I understand that depending on the use case, one may have different expectations and that merging entries may cause issues. One example I read before was about adding a single IP address to a set which already contains the full /24 interval. If the addition would be simply ignored, you either wouldn't be able to delete the entry again or you'd have to break up the interval when doing so. So, I understand that it's impossible to make everybody happy.

> Let's try to reorder the insertions:
> 
> # nft add element t s '{ 10.0.0.1/16 . 192.168.0.0/16 }'
> # nft add element t s '{ 10.0.0.1/24 . 172.16.0.1 }'
> # nft add element t s '{ 10.0.1.1/30 . 192.168.1.1/24 }'
> Error: Could not process rule: File exists
> add element t s { 10.0.1.1/30 . 192.168.1.1/24 }
> ^^^^^^^^^^^^^^^^^^^^^^^^^^^^^^^^^^^^^^^^^^^^^^^^^
> 
> ...because that entry would never match anything: it's inserted after a
> more generic one that already covers it completely, and we'd like to
> tell the user that it doesn't make sense.
> 
> Now, this is pretty much the only advantage of not allowing overlaps:
> telling the user that some insertion doesn't make sense, and thus it
> was probably not what the user wanted to do.

Two thoughts here:
1) If there is a real conflict, say in a verdict map with diverging entries, then sure, refusing to accept the conflicting entries is certainly useful. But if there is an overlap that bears no meaning other than you'd either have an additional entry in your set that would never be matched, then I think there should be a way to just allow this or ignore the addition altogether.

2) Another problem here in practice is that nft doesn't emit a warning but fails entirely if you load a large set from a script with a duplicate entry (without auto-merge). You could avoid this by adding each element individually, but that's very slow for large sets, so not really an option either.
 
> So... I wouldn't know how deal with your use case, even in theory, in a
> consistent way. Should we rather introduce a flag that allows any type
> of overlapping (default with ipset), which is a way for the user to
> tell us they don't actually care about entries not having any effect?

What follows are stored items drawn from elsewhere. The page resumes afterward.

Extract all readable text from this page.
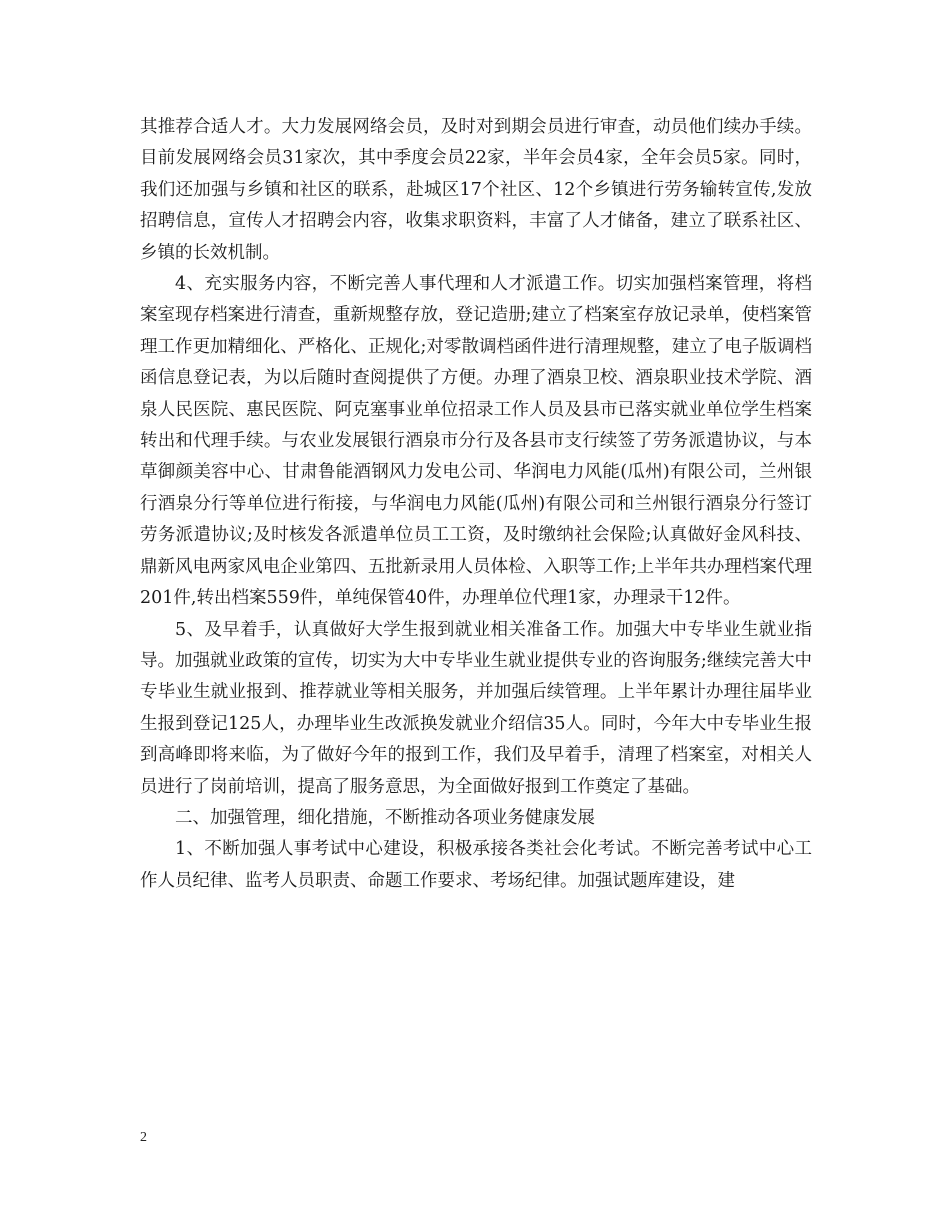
其推荐合适人才。大力发展网络会员，及时对到期会员进行审查，动员他们续办手续。目前发展网络会员31家次，其中季度会员22家，半年会员4家，全年会员5家。同时，我们还加强与乡镇和社区的联系，赴城区17个社区、12个乡镇进行劳务输转宣传,发放招聘信息，宣传人才招聘会内容，收集求职资料，丰富了人才储备，建立了联系社区、乡镇的长效机制。

4、充实服务内容，不断完善人事代理和人才派遣工作。切实加强档案管理，将档案室现存档案进行清查，重新规整存放，登记造册;建立了档案室存放记录单，使档案管理工作更加精细化、严格化、正规化;对零散调档函件进行清理规整，建立了电子版调档函信息登记表，为以后随时查阅提供了方便。办理了酒泉卫校、酒泉职业技术学院、酒泉人民医院、惠民医院、阿克塞事业单位招录工作人员及县市已落实就业单位学生档案转出和代理手续。与农业发展银行酒泉市分行及各县市支行续签了劳务派遣协议，与本草御颜美容中心、甘肃鲁能酒钢风力发电公司、华润电力风能(瓜州)有限公司，兰州银行酒泉分行等单位进行衔接，与华润电力风能(瓜州)有限公司和兰州银行酒泉分行签订劳务派遣协议;及时核发各派遣单位员工工资，及时缴纳社会保险;认真做好金风科技、鼎新风电两家风电企业第四、五批新录用人员体检、入职等工作;上半年共办理档案代理201件,转出档案559件，单纯保管40件，办理单位代理1家，办理录干12件。

5、及早着手，认真做好大学生报到就业相关准备工作。加强大中专毕业生就业指导。加强就业政策的宣传，切实为大中专毕业生就业提供专业的咨询服务;继续完善大中专毕业生就业报到、推荐就业等相关服务，并加强后续管理。上半年累计办理往届毕业生报到登记125人，办理毕业生改派换发就业介绍信35人。同时，今年大中专毕业生报到高峰即将来临，为了做好今年的报到工作，我们及早着手，清理了档案室，对相关人员进行了岗前培训，提高了服务意思，为全面做好报到工作奠定了基础。

二、加强管理，细化措施，不断推动各项业务健康发展

1、不断加强人事考试中心建设，积极承接各类社会化考试。不断完善考试中心工作人员纪律、监考人员职责、命题工作要求、考场纪律。加强试题库建设，建

2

Giving advice here is difficult, since I'm not in any position to make judgements about other use cases that might be affected by this. But, generally speaking, yes I think some option that makes overlaps ignorable like `ipset -exist' would be useful as well as good documentation what is to be expected from each flag/option, so the user at least knows about the limitations. And if there is a way to determine this programmatically, there could be a distinction along the lines what I described above between conflicting statements (leading to an error) and statements that simply overlap or are superfluous (leading to a simple warning unless a flag/option is used to allow and ignore them).

> And, in that case, would you expect the entry to be listed in the
> resulting set, in case of full overlap (where one set is a subset, not
> necessarily proper, of the other one)?

I would have expected the entries to be merged, so if I add 192.168.0.0/24 and then 192.168.0.2, I'd only expect to get 192.168.0.0/24 returned when listing the set. But even if both entries were added and the second one would never match, that would be fine for my use case. The problem is, when working with multiple blacklists, I cannot keep track of which entries are already added to the set, especially if one list may contain complete networks and another list contains individual IP addresses.